Coluccia Antonio, La Regina Giuseppe, Naccarato Valentina, Nalli Marianna, Orlando Viviana, Biagioni Stefano, De Angelis Maria Laura, Baiocchi Marta, Gautier Candice, Gianni Stefano, Di Pastena Fiorella, Di Magno Laura, Canettieri Gianluca, Coluccia Addolorata Maria Luce, Silvestri Romano
Department of Drug Chemistry and Technologies, Sapienza University of Rome, Laboratory affiliated to Istituto Pasteur Italia - Fondazione Cenci Bolognetti, Piazzale Aldo Moro 5, I-00185 Roma, Italy.
Department of Biology and Biotechnologies "Charles Darwin", Sapienza University of Rome, Piazzale Aldo Moro 5, I-00185 Roma, Italy.
ACS Med Chem Lett. 2019 Jan 14;10(4):499-503. doi: 10.1021/acsmedchemlett.8b00532. eCollection 2019 Apr 11.

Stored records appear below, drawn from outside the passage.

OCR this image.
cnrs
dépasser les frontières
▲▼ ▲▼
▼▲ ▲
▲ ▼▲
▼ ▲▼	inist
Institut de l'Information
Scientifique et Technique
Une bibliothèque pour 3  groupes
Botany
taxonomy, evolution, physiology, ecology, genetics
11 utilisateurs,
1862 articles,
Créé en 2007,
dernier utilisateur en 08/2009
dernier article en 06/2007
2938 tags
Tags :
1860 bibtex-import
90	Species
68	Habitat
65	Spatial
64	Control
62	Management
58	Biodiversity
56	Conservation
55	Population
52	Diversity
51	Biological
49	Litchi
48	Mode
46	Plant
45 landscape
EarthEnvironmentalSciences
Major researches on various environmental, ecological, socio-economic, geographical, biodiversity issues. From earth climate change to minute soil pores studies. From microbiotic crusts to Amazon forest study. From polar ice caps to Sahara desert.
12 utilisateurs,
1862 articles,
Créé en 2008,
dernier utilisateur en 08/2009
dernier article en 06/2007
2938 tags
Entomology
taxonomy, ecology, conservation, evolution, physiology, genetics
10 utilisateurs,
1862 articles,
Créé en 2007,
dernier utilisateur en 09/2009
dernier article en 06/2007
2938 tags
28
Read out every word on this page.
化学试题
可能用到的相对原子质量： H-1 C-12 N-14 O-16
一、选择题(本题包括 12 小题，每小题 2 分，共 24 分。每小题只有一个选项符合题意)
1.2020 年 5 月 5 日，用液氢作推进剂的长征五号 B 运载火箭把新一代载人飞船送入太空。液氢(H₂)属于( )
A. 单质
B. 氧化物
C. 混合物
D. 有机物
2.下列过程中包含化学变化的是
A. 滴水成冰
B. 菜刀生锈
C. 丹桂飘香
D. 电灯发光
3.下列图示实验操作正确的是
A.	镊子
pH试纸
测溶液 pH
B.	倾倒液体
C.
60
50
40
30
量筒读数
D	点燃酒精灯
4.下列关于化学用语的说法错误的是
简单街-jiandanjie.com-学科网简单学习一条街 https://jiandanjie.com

Targeted approaches aiming at modulating NHERF1 activity, rather than its overall expression, would be preferred to preserve the normal functions of this versatile protein. We focused our attention on the NHERF1/PDZ1 domain that governs its membrane recruitment/displacement through a transient phosphorylation switch. We herein report the design and synthesis of novel NHERF1 PDZ1 domain inhibitors. These compounds have potential therapeutic value when used in combination with antagonists of β-catenin to augment apoptotic death of colorectal cancer cells refractory to currently available Wnt/β-catenin-targeted agents.
旨在调节NHERF1活性而非其整体表达的靶向方法,将更有利于保留这种多功能蛋白的正常功能。我们将注意力集中在通过瞬时磷酸化开关控制其膜募集/位移的NHERF1/PDZ1结构域上。我们在此报告新型NHERF1 PDZ1结构域抑制剂的设计与合成。当这些化合物与β-连环蛋白拮抗剂联合使用时,对目前可用的Wnt/β-连环蛋白靶向药物难治的结肠癌细胞的凋亡死亡具有潜在治疗价值。